0:15:54 William Moyers
And, insurance in most instances, covers addiction—
0:15:57 Bob Poznanovich
0:15:58 William Moyers
—And mental illness.
0:15:59 Bob Poznanovich
Most of their plans already cover it, they just need to be—make employees feel that it's okay
0:16:03 William Moyers
0:16:03 Bob Poznanovich
—To get help earlier and to help them recover when they do get help. No matter how they find what help is.
0:16:09 William Moyers
Bob Poznanovich, thank you for taking the time to be with us today. For turning your own personal passion and your expertise into your role today at Hazelden Betty Ford. Of not just strengthening our mission, but reaching out and connecting to the community, and indeed making recovery America's business.
0:16:28 Bob Poznanovich
Thank you, William
0:16:27 William Moyers
Thanks a lot for being with us, Bob.
0:16:28 Bob Poznanovich
Thank you too.
0:16:29 William Moyers
[turns to camera]And thank you all for joining us today. We hope that you will tune in for another edition of Let's Talk.
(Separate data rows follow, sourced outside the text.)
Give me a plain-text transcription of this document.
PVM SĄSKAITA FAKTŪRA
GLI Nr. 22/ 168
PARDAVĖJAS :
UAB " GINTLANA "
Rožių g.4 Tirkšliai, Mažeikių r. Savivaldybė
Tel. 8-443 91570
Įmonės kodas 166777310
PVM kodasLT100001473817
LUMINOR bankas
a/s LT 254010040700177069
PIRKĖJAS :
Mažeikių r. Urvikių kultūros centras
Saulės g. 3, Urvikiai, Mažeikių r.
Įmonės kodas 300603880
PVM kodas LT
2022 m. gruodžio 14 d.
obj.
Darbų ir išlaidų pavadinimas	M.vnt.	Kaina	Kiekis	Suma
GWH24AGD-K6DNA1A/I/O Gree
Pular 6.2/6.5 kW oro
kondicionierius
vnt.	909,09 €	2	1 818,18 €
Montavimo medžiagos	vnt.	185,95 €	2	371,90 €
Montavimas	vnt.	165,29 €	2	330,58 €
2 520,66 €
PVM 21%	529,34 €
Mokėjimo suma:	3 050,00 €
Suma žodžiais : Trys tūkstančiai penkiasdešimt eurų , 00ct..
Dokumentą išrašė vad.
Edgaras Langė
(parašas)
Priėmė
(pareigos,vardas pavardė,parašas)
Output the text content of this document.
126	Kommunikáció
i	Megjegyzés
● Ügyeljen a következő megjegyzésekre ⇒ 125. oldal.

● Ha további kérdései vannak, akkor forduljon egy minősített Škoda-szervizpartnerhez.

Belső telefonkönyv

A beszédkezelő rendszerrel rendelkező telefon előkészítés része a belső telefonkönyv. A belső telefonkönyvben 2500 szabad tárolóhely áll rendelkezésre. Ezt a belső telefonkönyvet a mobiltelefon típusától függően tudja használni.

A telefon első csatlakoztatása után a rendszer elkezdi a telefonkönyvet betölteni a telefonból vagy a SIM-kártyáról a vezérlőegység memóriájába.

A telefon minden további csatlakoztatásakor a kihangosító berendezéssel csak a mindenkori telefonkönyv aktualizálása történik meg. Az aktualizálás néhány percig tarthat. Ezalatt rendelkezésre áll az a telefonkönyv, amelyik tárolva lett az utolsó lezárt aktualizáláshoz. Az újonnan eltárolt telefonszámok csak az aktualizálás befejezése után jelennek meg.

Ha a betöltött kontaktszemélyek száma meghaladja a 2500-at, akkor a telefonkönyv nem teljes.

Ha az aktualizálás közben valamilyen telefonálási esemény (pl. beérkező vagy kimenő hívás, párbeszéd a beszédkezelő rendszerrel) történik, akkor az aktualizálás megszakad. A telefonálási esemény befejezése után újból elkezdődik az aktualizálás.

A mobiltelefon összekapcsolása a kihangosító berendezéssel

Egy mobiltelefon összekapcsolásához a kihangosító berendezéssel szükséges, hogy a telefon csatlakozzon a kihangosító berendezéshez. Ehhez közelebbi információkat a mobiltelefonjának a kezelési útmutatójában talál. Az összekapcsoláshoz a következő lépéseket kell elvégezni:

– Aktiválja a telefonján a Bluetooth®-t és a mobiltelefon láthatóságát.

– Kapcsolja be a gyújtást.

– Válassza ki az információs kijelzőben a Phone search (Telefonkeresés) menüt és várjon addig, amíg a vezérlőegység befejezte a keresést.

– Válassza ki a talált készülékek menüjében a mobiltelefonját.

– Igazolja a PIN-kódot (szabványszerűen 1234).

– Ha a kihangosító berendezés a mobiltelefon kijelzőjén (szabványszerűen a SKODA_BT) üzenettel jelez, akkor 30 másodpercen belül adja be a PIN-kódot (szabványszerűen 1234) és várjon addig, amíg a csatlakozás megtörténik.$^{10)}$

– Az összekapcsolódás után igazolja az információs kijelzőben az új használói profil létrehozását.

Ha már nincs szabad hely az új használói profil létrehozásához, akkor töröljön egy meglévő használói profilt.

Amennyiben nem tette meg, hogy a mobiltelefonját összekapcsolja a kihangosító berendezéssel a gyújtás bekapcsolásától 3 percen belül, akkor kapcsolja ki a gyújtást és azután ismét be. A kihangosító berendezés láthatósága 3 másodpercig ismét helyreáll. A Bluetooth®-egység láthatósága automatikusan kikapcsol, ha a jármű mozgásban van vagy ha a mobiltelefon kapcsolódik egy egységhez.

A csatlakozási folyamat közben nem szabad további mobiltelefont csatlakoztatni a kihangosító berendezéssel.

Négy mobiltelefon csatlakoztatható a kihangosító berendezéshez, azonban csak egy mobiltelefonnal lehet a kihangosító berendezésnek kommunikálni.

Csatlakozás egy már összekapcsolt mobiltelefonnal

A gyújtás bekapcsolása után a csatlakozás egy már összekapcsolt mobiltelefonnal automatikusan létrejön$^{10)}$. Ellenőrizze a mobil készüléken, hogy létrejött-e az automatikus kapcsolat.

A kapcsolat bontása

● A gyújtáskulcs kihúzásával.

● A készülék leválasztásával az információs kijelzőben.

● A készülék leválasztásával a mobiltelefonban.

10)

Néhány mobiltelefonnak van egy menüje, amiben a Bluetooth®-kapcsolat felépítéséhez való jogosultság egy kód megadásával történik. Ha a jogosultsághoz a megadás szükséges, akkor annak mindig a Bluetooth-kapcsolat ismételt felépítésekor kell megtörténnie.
Our podcast series that comes to you from Hazelden Betty Ford. And remember, if you have a question or a comment, a criticism, my email address is email@example.com. Send me an email, I'd love to hear from you. And remember, it's never too early to ask for help. So, if you're struggling, you have an employee who's struggling, a family member, ask for help. Thanks for tuning in to Let's Talk. We'll see ya again.